The worst of these arbitrary roadblocks is how New Horizons treats new villagers moving in. As opposed to in previous iterations where the villagers just move in over time, you have to pay 10,000 Bells for each new villager to have a plot on the island after the first set. Sure you can choose the exact locations for these, which is nice but it is still a blockade nonetheless.

Oh and no, the Nook Miles you are gifted for having new villagers move in is not worth it.

This being said, New Horizons does have various quality of life improvements made, with the best being a quick select wheel. Instead of cycling through the tools, you can quickly select one when you need it (and it isn’t broken) and switch them with ease. A minor annoyance with this is you have to purchase it with Miles, and it doesn’t clearly indicate this, so it can be missed.

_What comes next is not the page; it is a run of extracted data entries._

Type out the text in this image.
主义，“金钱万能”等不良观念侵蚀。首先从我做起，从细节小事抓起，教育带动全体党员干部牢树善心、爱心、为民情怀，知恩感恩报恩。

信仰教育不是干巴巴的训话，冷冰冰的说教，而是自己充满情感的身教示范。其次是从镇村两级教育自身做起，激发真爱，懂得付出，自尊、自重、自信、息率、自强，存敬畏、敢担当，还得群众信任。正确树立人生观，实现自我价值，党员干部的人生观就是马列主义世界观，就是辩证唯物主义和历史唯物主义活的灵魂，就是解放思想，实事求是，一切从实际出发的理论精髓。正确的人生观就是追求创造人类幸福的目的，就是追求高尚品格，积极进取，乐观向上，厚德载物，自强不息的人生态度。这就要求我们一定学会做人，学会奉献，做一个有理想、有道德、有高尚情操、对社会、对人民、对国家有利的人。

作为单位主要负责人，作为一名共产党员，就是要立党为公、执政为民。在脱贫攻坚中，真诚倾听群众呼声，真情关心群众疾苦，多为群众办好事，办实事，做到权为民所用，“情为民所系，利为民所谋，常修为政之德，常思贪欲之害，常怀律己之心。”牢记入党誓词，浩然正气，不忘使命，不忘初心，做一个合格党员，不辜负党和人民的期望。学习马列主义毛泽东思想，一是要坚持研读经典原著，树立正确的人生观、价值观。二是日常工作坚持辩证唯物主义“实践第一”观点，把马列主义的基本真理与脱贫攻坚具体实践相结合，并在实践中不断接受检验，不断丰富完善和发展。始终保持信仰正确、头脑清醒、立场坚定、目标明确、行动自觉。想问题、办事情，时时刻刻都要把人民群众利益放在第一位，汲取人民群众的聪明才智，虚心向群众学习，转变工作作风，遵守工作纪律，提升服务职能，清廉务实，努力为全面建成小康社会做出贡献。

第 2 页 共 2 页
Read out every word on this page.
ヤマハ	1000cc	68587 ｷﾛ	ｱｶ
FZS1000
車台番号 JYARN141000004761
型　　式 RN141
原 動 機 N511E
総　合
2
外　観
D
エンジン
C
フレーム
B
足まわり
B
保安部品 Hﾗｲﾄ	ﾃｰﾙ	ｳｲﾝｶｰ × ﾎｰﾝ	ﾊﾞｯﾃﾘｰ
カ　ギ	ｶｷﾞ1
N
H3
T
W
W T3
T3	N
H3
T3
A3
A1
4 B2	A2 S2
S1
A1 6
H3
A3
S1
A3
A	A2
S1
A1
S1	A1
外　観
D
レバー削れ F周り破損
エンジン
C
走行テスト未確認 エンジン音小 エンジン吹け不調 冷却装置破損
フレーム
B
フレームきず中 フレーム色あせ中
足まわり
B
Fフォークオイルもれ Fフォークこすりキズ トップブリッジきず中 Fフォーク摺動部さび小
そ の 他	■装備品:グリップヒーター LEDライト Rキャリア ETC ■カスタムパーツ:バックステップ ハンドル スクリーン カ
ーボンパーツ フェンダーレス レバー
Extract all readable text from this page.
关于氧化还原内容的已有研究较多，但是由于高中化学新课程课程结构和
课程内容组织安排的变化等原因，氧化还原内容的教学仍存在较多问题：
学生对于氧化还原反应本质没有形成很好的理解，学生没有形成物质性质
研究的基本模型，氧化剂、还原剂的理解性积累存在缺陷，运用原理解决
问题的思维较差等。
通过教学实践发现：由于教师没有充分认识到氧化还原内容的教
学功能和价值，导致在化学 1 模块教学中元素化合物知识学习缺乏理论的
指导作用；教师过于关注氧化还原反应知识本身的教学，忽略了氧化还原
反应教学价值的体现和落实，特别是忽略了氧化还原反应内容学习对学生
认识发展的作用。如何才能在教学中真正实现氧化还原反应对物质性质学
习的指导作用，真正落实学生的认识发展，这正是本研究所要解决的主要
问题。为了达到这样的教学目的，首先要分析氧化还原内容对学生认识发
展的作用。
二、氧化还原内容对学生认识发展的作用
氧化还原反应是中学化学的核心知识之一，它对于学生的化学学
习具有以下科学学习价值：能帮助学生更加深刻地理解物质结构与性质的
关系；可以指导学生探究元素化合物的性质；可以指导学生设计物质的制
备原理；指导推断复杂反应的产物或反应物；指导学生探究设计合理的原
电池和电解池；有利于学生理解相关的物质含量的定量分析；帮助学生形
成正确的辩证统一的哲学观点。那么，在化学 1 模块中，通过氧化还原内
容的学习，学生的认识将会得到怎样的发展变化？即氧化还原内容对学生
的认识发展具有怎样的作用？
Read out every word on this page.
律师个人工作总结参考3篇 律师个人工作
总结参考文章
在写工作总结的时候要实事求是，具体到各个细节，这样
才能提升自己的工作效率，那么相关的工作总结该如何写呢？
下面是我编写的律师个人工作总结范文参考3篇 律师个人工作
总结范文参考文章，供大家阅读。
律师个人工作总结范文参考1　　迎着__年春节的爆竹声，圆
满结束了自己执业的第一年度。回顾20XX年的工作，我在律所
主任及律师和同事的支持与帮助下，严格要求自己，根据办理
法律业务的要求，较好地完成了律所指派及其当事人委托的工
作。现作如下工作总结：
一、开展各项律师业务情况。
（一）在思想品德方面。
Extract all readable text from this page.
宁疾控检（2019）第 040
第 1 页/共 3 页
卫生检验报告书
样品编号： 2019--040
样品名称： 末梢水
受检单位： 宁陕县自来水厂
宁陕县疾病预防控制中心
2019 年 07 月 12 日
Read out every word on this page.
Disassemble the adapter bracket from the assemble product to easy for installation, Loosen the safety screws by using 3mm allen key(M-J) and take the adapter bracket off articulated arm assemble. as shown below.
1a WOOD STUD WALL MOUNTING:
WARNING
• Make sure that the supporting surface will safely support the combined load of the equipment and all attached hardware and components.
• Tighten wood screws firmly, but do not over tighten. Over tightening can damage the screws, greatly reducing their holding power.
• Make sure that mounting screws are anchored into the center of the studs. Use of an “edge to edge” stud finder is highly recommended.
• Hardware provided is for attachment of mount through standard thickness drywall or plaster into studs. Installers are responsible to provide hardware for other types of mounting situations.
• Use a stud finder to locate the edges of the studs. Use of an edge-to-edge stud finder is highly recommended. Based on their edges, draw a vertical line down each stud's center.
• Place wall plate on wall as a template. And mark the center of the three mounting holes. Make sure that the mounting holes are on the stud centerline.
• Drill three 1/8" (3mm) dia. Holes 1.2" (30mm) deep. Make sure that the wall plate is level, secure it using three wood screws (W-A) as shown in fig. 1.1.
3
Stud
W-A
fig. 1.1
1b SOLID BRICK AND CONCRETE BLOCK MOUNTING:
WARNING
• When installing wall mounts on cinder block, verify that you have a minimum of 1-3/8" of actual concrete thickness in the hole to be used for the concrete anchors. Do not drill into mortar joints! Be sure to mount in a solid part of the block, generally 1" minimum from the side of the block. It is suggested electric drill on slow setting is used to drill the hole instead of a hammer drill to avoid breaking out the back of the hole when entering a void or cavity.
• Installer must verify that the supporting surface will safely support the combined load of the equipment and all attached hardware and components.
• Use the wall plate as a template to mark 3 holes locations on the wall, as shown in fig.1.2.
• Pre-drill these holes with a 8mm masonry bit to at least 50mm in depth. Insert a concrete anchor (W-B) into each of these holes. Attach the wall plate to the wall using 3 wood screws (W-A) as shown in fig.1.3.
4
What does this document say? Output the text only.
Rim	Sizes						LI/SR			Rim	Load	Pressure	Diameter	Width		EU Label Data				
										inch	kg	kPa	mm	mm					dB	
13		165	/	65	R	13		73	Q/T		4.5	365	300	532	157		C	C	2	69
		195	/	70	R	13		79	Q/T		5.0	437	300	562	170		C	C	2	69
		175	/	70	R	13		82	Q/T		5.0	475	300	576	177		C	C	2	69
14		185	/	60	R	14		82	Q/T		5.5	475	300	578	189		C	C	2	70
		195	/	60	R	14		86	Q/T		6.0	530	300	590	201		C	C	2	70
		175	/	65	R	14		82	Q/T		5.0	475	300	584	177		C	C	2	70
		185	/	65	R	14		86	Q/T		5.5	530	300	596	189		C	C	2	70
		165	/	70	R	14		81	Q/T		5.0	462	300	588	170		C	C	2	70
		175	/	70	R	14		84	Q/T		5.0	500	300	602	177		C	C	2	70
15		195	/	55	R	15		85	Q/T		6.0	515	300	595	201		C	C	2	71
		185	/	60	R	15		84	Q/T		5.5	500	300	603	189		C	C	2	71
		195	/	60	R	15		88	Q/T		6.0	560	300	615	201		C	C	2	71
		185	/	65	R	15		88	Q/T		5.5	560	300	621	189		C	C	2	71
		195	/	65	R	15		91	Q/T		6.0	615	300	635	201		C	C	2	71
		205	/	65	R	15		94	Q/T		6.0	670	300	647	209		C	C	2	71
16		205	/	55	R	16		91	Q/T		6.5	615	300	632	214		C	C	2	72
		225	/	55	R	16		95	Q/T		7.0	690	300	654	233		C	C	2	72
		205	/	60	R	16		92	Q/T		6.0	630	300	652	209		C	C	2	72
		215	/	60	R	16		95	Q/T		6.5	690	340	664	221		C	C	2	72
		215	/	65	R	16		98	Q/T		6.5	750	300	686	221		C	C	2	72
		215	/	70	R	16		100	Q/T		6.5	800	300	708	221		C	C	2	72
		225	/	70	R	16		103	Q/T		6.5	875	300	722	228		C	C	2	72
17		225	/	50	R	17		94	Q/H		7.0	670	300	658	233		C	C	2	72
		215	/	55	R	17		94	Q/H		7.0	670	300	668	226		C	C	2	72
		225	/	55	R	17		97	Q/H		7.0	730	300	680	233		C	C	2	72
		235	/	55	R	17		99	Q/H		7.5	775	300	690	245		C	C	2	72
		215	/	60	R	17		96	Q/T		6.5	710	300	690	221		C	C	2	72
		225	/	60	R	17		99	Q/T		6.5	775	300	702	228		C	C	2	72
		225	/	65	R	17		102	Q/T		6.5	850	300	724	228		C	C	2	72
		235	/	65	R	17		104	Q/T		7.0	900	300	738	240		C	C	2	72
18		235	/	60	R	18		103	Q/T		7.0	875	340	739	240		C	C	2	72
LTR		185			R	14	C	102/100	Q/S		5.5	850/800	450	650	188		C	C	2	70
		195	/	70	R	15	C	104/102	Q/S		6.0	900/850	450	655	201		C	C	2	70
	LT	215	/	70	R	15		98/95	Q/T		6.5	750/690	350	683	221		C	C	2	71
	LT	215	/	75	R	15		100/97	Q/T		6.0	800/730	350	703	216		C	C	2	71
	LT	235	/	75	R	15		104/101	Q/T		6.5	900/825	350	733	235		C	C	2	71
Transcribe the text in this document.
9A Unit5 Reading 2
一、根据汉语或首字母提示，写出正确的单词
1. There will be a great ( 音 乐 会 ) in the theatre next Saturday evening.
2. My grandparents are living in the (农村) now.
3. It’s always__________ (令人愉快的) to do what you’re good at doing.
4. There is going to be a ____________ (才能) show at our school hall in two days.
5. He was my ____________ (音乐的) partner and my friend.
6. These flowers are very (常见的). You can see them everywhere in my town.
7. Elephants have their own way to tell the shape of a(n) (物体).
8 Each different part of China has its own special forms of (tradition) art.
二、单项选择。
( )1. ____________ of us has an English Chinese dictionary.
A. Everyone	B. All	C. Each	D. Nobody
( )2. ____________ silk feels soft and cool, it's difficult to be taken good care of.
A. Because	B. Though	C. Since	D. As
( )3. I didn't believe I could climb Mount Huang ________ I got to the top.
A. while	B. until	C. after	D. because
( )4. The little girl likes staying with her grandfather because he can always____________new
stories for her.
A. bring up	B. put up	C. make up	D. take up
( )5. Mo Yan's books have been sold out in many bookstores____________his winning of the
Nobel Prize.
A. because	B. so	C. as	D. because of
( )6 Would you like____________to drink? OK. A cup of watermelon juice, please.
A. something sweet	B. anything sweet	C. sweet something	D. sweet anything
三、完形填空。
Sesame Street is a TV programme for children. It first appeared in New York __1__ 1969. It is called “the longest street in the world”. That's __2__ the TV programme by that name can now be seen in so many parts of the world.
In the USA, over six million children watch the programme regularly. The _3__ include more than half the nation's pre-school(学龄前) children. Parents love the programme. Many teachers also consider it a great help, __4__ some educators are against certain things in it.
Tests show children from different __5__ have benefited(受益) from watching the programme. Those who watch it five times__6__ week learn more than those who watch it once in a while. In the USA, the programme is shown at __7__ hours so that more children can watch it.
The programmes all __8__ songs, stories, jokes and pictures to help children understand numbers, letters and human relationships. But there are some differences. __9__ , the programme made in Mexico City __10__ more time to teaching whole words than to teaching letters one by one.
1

Sadly, I’ve dropped off playing New Horizons a lot quicker than with previous titles, everything is here from before, just with an off feeling I couldn’t place. Then it hit me, the gameplay loop has been altered. Previously, the events of the village occurred around you as you pottered around doing whatever you wanted to do, so you felt part of a world instead of responsible for it.

New Horizons instead forces the player to break their gameplay loop regularly to complete a task to force the next event to happen, or craft another tool to replace the one they just broke, or some other such nonsense. The result is that the game unfortunately never falls into a satisfying routine or flow, instead playing out over subsequent (and fractured) gameplay cycles.

This is not a bad game by any means, and is a decent remedy to the current world situation. However, it pales in comparison to others in similar veins and even its own series. The few improvements and fresh additions fail to overshadow the frustrations with playing it. If you have the ability to do so, I would recommend playing New Leaf for Nintendo 3DS instead.